"Sesungguhnya, puasa bukanlah sekadar tidak makan dan minum selama sebulan penuh, tetapi merujuk perilaku manusia "muttagin", yakni nilai keutamaan manusia, seperti tidak tamak, toleran, sabar, dan lain-lain. Dengan kata lain, puasa adalah SEBUAH PERLAWANAN TERHADAP HASRAT-HASRAT KONSUMENRISME."
Demikian Garin Nugroho _seorang seniman kenamaan_ dalam rubrik "Udar-Rasa" di Kompas cetak Minggu (22/7) menulis.
Kata "sebuah perlawanan terhadap hasrat-hasrat konsumenrisme" sengaja ditebalkan. Karena itulah inti salah satu tujuan berpuasa yang seakan menjadi pengabaian.
Bukti dilapangan membuktikan dari tahun ke tahun. Dari menjelang puasa sampai lebaran sifat konsumenrisme masyarakat justru meningkat.
Nilai uang yang berputar selama bulan puasa diperkirakan mencapai 60 triliunan. Luar biasa.
Tak heran. Omset pegadaian meningkat antara 20-30 persen. Banyak masyarakat yang menggadaikan logam mulia untuk memenuhi kebutuhan selama bulan puasa.

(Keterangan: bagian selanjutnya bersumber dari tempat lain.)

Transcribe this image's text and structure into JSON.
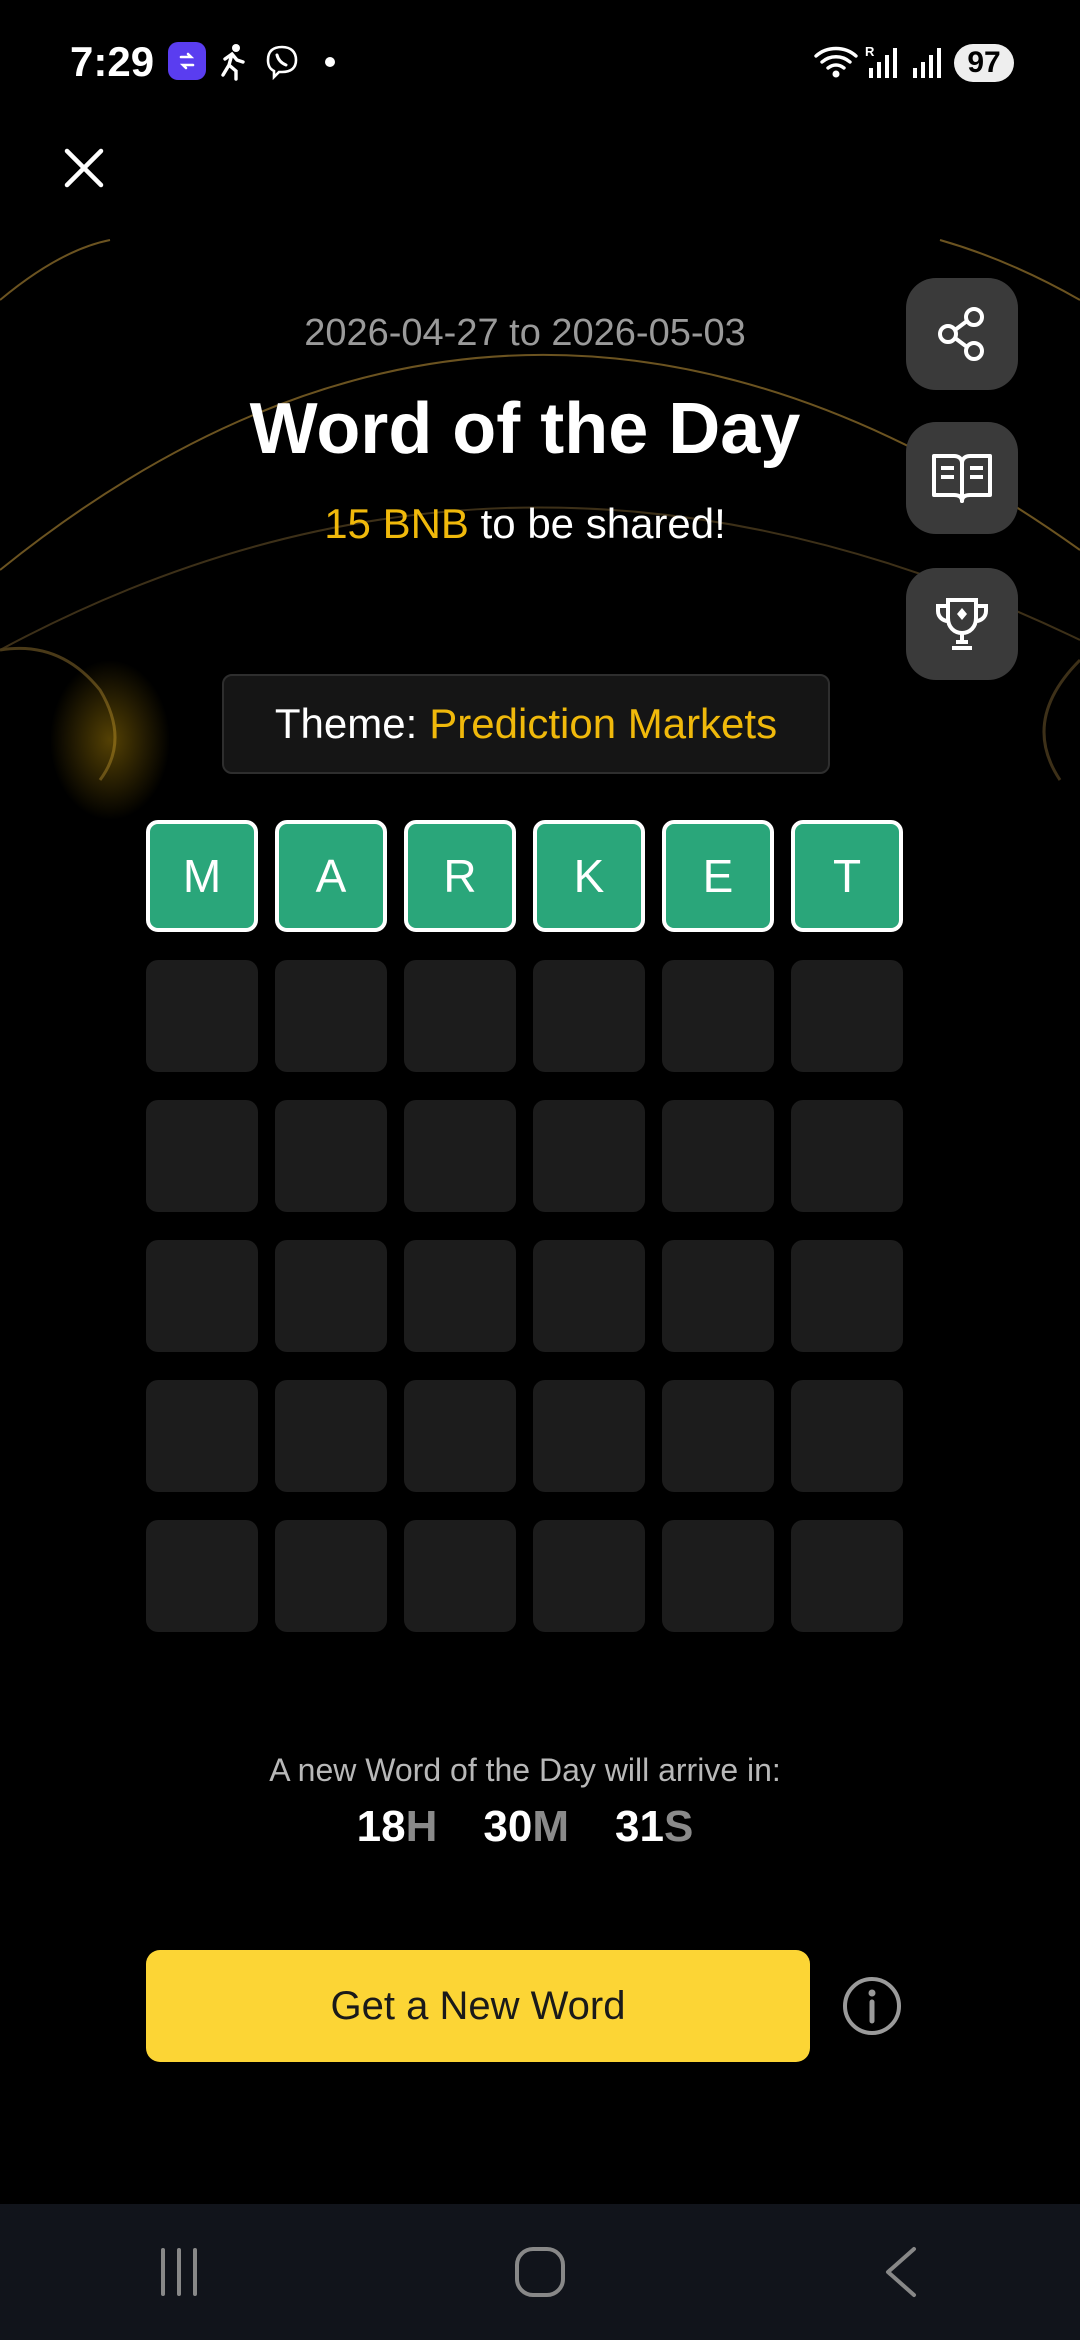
{
  "status_bar": {
    "time": "7:29",
    "battery": "97",
    "icons": [
      "app-badge-icon",
      "running-icon",
      "viber-icon",
      "dot-icon",
      "wifi-icon",
      "roaming-signal-icon",
      "signal-icon"
    ]
  },
  "header": {
    "close_icon": "close-icon",
    "date_range": "2026-04-27 to 2026-05-03",
    "title": "Word of the Day",
    "prize_amount": "15 BNB",
    "prize_suffix": " to be shared!"
  },
  "side_actions": [
    {
      "icon": "share-icon"
    },
    {
      "icon": "book-icon"
    },
    {
      "icon": "trophy-icon"
    }
  ],
  "theme": {
    "label": "Theme:",
    "value": "Prediction Markets"
  },
  "board": {
    "rows": [
      [
        "M",
        "A",
        "R",
        "K",
        "E",
        "T"
      ],
      [
        "",
        "",
        "",
        "",
        "",
        ""
      ],
      [
        "",
        "",
        "",
        "",
        "",
        ""
      ],
      [
        "",
        "",
        "",
        "",
        "",
        ""
      ],
      [
        "",
        "",
        "",
        "",
        "",
        ""
      ],
      [
        "",
        "",
        "",
        "",
        "",
        ""
      ]
    ]
  },
  "countdown": {
    "caption": "A new Word of the Day will arrive in:",
    "hours": "18",
    "hours_unit": "H",
    "minutes": "30",
    "minutes_unit": "M",
    "seconds": "31",
    "seconds_unit": "S"
  },
  "cta": {
    "label": "Get a New Word",
    "info_icon": "info-icon"
  },
  "colors": {
    "accent": "#f0b90b",
    "cta_bg": "#fcd535",
    "tile_correct": "#2aa67a",
    "tile_empty": "#1c1c1c"
  },
  "nav": {
    "icons": [
      "recents-icon",
      "home-icon",
      "back-icon"
    ]
  }
}
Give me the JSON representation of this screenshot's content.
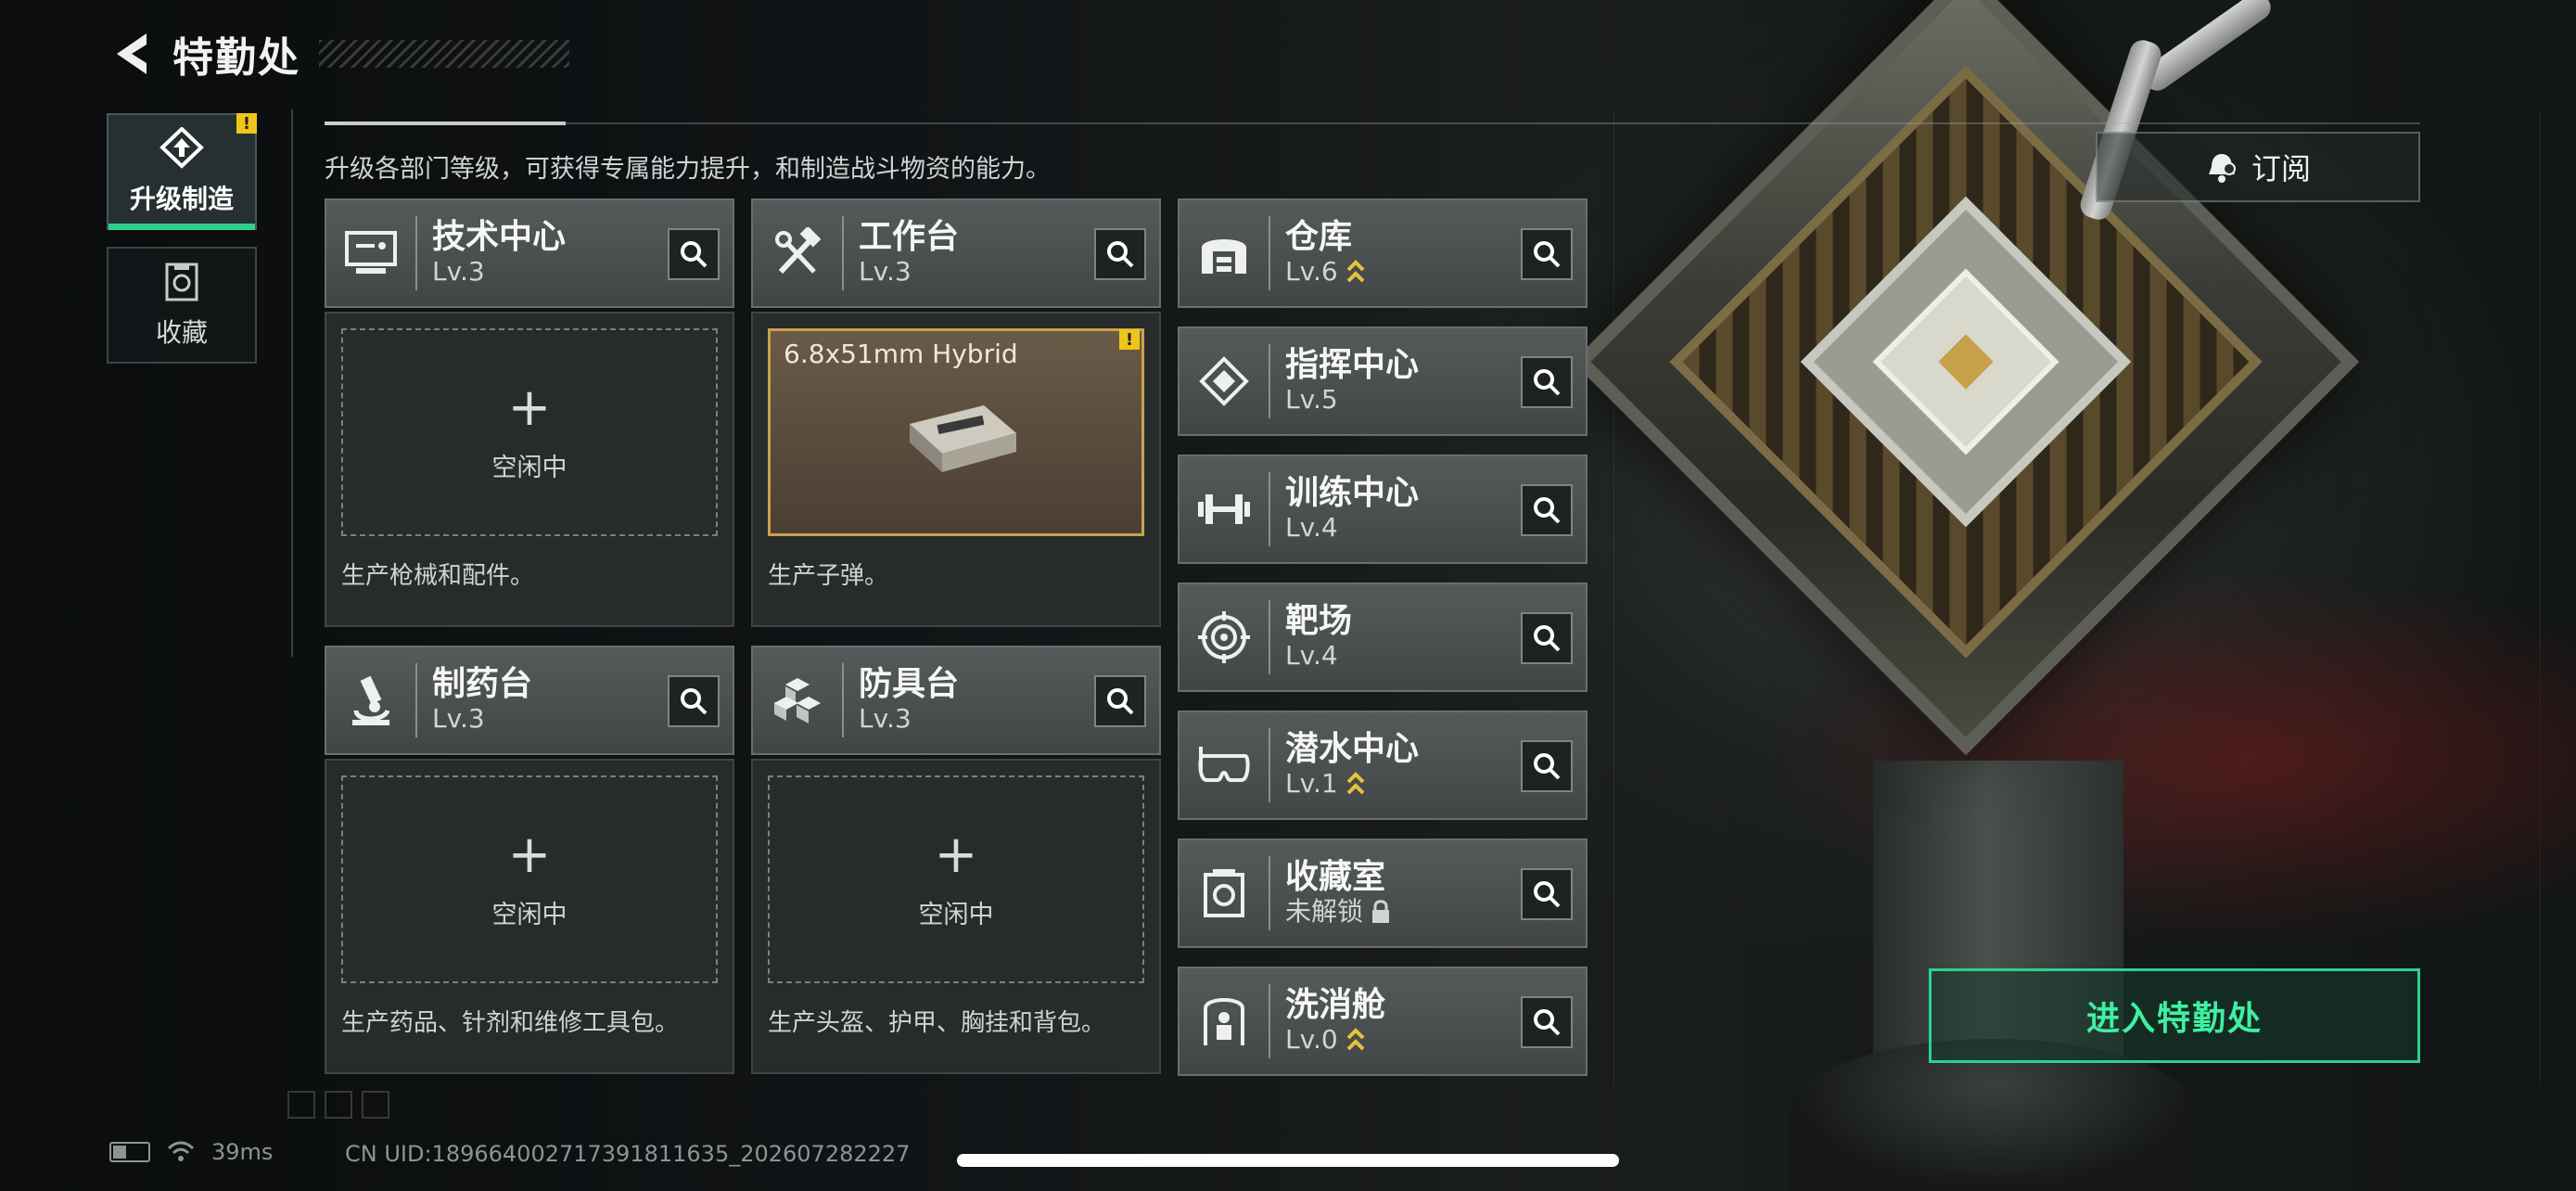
{
  "header": {
    "title": "特勤处",
    "back_icon": "back-arrow-icon"
  },
  "side_tabs": [
    {
      "label": "升级制造",
      "icon": "upgrade-build-icon",
      "active": true,
      "warn": "!"
    },
    {
      "label": "收藏",
      "icon": "collection-icon",
      "active": false
    }
  ],
  "description": "升级各部门等级，可获得专属能力提升，和制造战斗物资的能力。",
  "subscribe": {
    "label": "订阅",
    "icon": "bell-subscribe-icon"
  },
  "departments_main": [
    {
      "name": "技术中心",
      "level": "Lv.3",
      "icon": "monitor-icon",
      "slot_status": "空闲中",
      "desc": "生产枪械和配件。"
    },
    {
      "name": "工作台",
      "level": "Lv.3",
      "icon": "hammer-wrench-icon",
      "producing": "6.8x51mm Hybrid",
      "warn": "!",
      "desc": "生产子弹。"
    },
    {
      "name": "制药台",
      "level": "Lv.3",
      "icon": "microscope-icon",
      "slot_status": "空闲中",
      "desc": "生产药品、针剂和维修工具包。"
    },
    {
      "name": "防具台",
      "level": "Lv.3",
      "icon": "cubes-icon",
      "slot_status": "空闲中",
      "desc": "生产头盔、护甲、胸挂和背包。"
    }
  ],
  "departments_side": [
    {
      "name": "仓库",
      "level": "Lv.6",
      "icon": "warehouse-icon",
      "upgradable": true
    },
    {
      "name": "指挥中心",
      "level": "Lv.5",
      "icon": "chip-icon",
      "upgradable": false
    },
    {
      "name": "训练中心",
      "level": "Lv.4",
      "icon": "dumbbell-icon",
      "upgradable": false
    },
    {
      "name": "靶场",
      "level": "Lv.4",
      "icon": "target-icon",
      "upgradable": false
    },
    {
      "name": "潜水中心",
      "level": "Lv.1",
      "icon": "diving-mask-icon",
      "upgradable": true
    },
    {
      "name": "收藏室",
      "level": "未解锁",
      "icon": "vault-icon",
      "upgradable": false,
      "locked": true
    },
    {
      "name": "洗消舱",
      "level": "Lv.0",
      "icon": "decon-icon",
      "upgradable": true
    }
  ],
  "enter_button": "进入特勤处",
  "status_bar": {
    "ping": "39ms",
    "uid": "CN UID:18966400271739181163​5_202607282227"
  },
  "colors": {
    "accent": "#2fd08c",
    "warn": "#f0c419",
    "upgrade": "#e8c23c"
  }
}
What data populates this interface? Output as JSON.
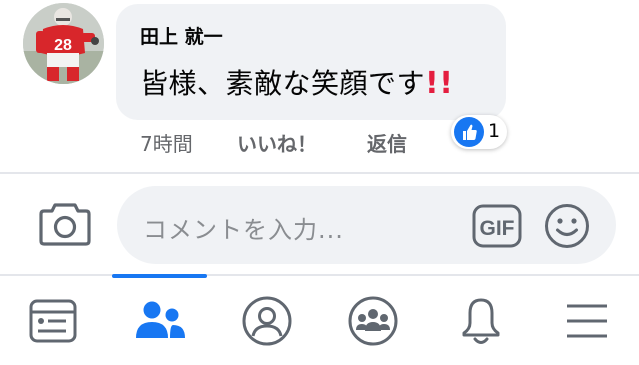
{
  "comment": {
    "author": "田上 就一",
    "text": "皆様、素敵な笑顔です",
    "emphasis": "!!",
    "time": "7時間",
    "like_label": "いいね！",
    "reply_label": "返信",
    "reaction_count": "1",
    "avatar_jersey_number": "28"
  },
  "composer": {
    "placeholder": "コメントを入力...",
    "gif_label": "GIF"
  },
  "nav": {
    "tabs": [
      {
        "icon": "news-feed-icon",
        "active": false
      },
      {
        "icon": "friends-icon",
        "active": true
      },
      {
        "icon": "profile-icon",
        "active": false
      },
      {
        "icon": "groups-icon",
        "active": false
      },
      {
        "icon": "notifications-bell-icon",
        "active": false
      },
      {
        "icon": "menu-icon",
        "active": false
      }
    ]
  },
  "colors": {
    "accent": "#1877f2",
    "bubble": "#f0f2f5",
    "secondary_text": "#65676b",
    "emphasis_red": "#e41e3f"
  }
}
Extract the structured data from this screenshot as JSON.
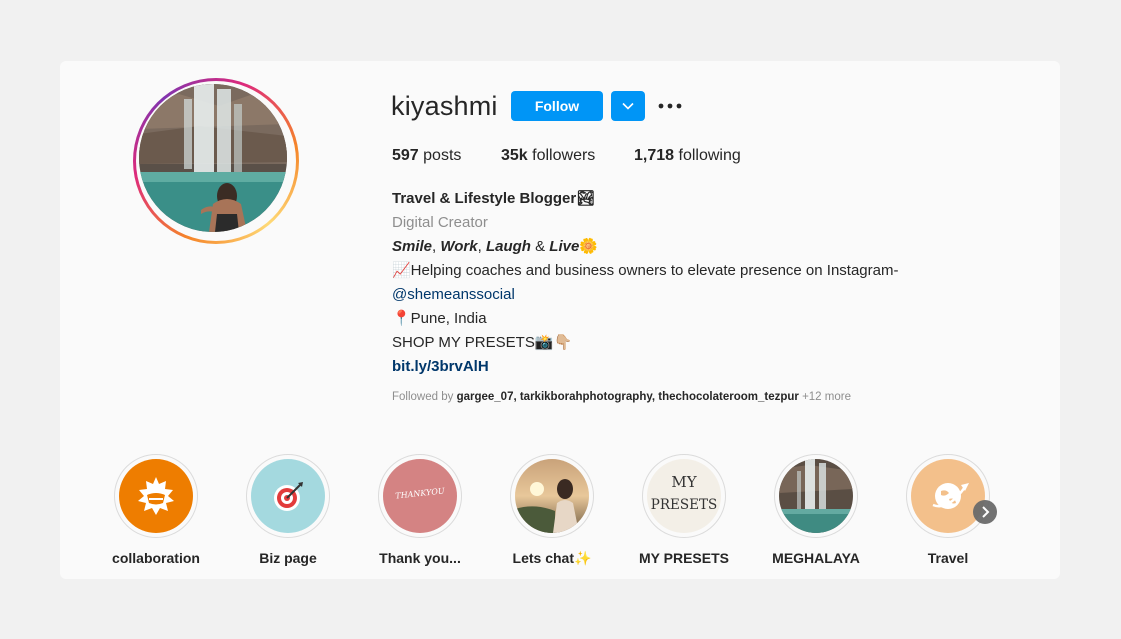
{
  "profile": {
    "username": "kiyashmi",
    "follow_label": "Follow",
    "stats": {
      "posts_count": "597",
      "posts_label": "posts",
      "followers_count": "35k",
      "followers_label": "followers",
      "following_count": "1,718",
      "following_label": "following"
    },
    "bio": {
      "name": "Travel & Lifestyle Blogger🏞",
      "category": "Digital Creator",
      "tagline_smile": "Smile",
      "tagline_work": "Work",
      "tagline_laugh": "Laugh",
      "tagline_live": "Live",
      "tagline_sep1": ", ",
      "tagline_sep2": ", ",
      "tagline_sep3": " & ",
      "tagline_emoji": "🌼",
      "line_helping": "📈Helping coaches and business owners to elevate presence on Instagram-",
      "mention": "@shemeanssocial",
      "location": "📍Pune, India",
      "shop": "SHOP MY PRESETS📸👇🏼",
      "link": "bit.ly/3brvAlH"
    },
    "followed_by": {
      "prefix": "Followed by ",
      "users": "gargee_07, tarkikborahphotography, thechocolateroom_tezpur",
      "more": " +12 more"
    }
  },
  "highlights": [
    {
      "label": "collaboration",
      "icon": "handshake-icon",
      "bg": "#ee7d00"
    },
    {
      "label": "Biz page",
      "icon": "target-icon",
      "bg": "#a4d9df"
    },
    {
      "label": "Thank you...",
      "icon": "thankyou-text",
      "bg": "#d48383",
      "inner_text": "THANKYOU"
    },
    {
      "label": "Lets chat✨",
      "icon": "portrait-photo",
      "bg": "#9c7a55"
    },
    {
      "label": "MY PRESETS",
      "icon": "presets-text",
      "bg": "#f3efe7",
      "inner_line1": "MY",
      "inner_line2": "PRESETS"
    },
    {
      "label": "MEGHALAYA",
      "icon": "waterfall-photo",
      "bg": "#4a7a74"
    },
    {
      "label": "Travel",
      "icon": "plane-globe-icon",
      "bg": "#f3c08b"
    }
  ],
  "colors": {
    "accent": "#0095f6",
    "link": "#00376b",
    "muted": "#8e8e8e"
  }
}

Arus pengiriman uang dari para TKI pun ikut meningkat untuk membantu kebutuhan keluarga di kampung.
Bukan hal yang aneh lagi di bulan puasa transaksi-transaksi kebutuhan pokok meningkat tajam. Seakan-akan ada asumsi bahwa selama bulan puasa wajib makan enak.
Padahal para ustad atau ulama tiada henti berseru sampai tenggorokan kering, agar hidup sederhana dan menghindari konsumenrisme.
Tetapi umat cuek-cuek bebek dan membatin,"Emang gue pikirin? Ini beli juga pakai uang sendiri. Emang masalah bagi kamu?"
Memang ironis keadaan ini. Pada saat dimana keadaan seharusnya melatih diri dan melawan keinginan terhadap konsumenrisme. Yang terjadi justru konsumenrisme merajalela di masyarakat.